A TEACHER of a troubled residential school could be struck off amid allegations he lined his pupils up against a gym wall and hit golf balls at them.
James McMenemy is also said to have hurled rocks at pupils and thrown them into rivers and streams at troubled Kerelaw residential school in Ayrshire, which was closed amid a police probe into abuse.
According to a list of 15 charges brought by the General Teaching Council for Scotland (GTCS) McMenemy also threatened to make false allegations of criminality against his pupils.
At a competency hearing this week one former pupil, now a prisoner at Barlinnie, told how he was attacked by the 48-year-old teacher.
And a senior manager at Glasgow City Council said there was a culture among teachers at the school of covering up violence.
Daniel Higgins, who the GTCS heard was in custody for a driving offence, arrived in handcuffs to give evidence against McMenemy this week.
He admitted during his testimony that squads of riot police attended after he brought a Ghurka knife with him to school with the intention of attacking McMenemy.
But Mr Higgins, 26, said he had been attacked by the teacher in a quiet room in the school.
He was taken out of class and ended up ‘rolling on the floor’ with the teacher when he was 14 or 15 years old, he said.
“I can’t remember how it started but I remember how it finished,” he added.
“I had cuts and burns from where I was dragged to the floor. At the time I thought this was just normal, this is what happens.
“There was no point complaining because this happened all the time. It wasn’t just McMenemy, but a lot of them.
“They were just terrorising youngsters. I didn’t think it was right but I was only a wee guy.”
When asked by case presenter Robert Burnett why he did not report the matter to the police later, he said: “I didn’t want to stick anybody in jail. I’ve been to jail and I wouldn’t want it for anybody.”
Efforts to discredit Mr Higgins were made by McMenemy’s lawyer Andrew Gibb, who suggested he was a violent pupil.
Mr Higgins admitted he had been expelled after he turned up at the school with the knife.
But a senior manager at Glasgow City Council, Mary Moran, said staff at Kerelaw used inappropriate force to restrain pupils, and acted together to prevent information getting out.
During her first visit to the school in May 2003 she encountered a culture of staff not following proper procedures, she said. “There was an air in the senior management of ‘This is Kerelaw, we do things our own way’,” she said.
“They covered for each other.”
She said reports had highlighted the school was failing pupils drastically, and pupils feared their teachers.

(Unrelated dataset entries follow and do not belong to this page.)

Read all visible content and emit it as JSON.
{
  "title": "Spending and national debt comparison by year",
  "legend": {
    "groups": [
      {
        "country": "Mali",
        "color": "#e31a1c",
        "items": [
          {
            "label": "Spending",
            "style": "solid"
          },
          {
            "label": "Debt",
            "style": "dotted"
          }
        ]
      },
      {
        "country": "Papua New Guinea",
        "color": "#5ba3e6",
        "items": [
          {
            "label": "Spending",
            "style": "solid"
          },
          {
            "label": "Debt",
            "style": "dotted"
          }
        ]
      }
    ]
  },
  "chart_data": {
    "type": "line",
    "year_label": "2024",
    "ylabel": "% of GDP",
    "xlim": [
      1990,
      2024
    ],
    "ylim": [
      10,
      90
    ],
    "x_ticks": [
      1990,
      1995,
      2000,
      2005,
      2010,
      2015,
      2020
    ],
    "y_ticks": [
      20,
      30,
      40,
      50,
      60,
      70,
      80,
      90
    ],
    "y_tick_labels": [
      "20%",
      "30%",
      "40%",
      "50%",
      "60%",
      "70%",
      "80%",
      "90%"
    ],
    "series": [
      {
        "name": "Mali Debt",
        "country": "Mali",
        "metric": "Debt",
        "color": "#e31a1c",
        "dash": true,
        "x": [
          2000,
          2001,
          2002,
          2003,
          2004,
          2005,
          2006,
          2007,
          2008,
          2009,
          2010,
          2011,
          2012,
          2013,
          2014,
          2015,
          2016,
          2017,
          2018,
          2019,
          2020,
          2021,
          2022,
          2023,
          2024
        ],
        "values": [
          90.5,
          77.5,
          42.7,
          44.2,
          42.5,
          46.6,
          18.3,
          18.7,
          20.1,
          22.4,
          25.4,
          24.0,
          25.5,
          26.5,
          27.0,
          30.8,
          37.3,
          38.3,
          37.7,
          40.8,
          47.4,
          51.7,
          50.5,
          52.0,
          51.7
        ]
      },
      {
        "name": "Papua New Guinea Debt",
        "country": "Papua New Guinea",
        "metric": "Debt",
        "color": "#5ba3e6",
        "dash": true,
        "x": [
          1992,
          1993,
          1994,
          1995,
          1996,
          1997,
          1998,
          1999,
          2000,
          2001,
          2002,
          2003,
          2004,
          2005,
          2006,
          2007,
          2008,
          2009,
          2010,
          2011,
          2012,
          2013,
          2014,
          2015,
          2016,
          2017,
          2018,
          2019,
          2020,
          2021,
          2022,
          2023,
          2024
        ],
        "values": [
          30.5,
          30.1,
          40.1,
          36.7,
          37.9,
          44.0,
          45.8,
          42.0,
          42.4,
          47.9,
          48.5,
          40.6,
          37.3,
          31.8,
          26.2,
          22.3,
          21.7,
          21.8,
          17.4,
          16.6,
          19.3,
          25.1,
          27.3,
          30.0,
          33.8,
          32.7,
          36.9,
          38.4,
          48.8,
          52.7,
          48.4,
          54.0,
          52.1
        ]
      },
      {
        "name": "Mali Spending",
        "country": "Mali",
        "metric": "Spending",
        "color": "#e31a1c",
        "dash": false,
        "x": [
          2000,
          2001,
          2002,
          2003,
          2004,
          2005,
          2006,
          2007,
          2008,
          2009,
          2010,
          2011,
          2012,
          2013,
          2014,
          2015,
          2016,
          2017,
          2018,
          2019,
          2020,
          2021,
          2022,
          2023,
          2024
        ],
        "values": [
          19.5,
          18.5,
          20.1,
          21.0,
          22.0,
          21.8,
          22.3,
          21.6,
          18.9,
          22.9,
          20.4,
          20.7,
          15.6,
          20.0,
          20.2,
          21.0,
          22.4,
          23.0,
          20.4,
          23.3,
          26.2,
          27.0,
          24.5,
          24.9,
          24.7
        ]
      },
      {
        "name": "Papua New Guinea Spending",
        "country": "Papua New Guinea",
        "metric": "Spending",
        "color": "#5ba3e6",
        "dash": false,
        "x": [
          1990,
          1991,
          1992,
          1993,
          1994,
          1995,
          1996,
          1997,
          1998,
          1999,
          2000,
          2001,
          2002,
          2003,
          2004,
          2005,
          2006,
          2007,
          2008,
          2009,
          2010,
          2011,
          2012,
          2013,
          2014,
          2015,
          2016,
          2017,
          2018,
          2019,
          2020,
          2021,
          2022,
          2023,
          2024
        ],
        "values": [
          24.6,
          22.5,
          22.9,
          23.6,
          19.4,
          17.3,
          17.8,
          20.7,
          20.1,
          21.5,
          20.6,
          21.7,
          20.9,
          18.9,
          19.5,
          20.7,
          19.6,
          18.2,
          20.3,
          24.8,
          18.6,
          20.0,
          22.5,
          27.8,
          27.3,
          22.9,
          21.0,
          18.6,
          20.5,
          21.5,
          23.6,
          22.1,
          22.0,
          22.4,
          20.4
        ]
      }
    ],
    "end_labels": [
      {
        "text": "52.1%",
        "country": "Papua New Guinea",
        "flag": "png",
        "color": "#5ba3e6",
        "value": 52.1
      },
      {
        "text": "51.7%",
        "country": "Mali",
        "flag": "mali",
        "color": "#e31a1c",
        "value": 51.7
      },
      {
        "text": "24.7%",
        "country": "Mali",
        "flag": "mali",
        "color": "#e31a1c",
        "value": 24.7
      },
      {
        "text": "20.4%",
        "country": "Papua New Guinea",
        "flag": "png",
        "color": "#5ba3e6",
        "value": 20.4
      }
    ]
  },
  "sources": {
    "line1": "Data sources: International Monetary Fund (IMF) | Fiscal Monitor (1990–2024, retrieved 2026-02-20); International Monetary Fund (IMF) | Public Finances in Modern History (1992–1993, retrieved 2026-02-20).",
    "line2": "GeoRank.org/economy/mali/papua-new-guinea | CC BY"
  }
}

McMenemy is facing 15 charges of violence towards pupils and failing to comply with guidelines.
On charge claims that on various occasions at the school gym McMenemy made pupils “line up against a wall” and repeatedly struck “golf balls and other objects at them”.
Another allegation says he threw pupils “in rivers and streams”, forced them to “walk while their clothing was wet” and threw “rocks and other objects” at them.
Kerelaw opened as a residential school in 1970 with a secure unit added in 1983. In 2006 the school was closed after allegations of child abuse and bullying.
Former art teacher Matthew George was jailed for ten years for a series of physical and sexual assaults on children at the school.
In 2007 Glasgow Council reported that there had been up to 400 allegations of physical or sexual abuse.
The conduct is said to have taken place between 1993 and 2004 in the school.
The case against him is due to continue later this month.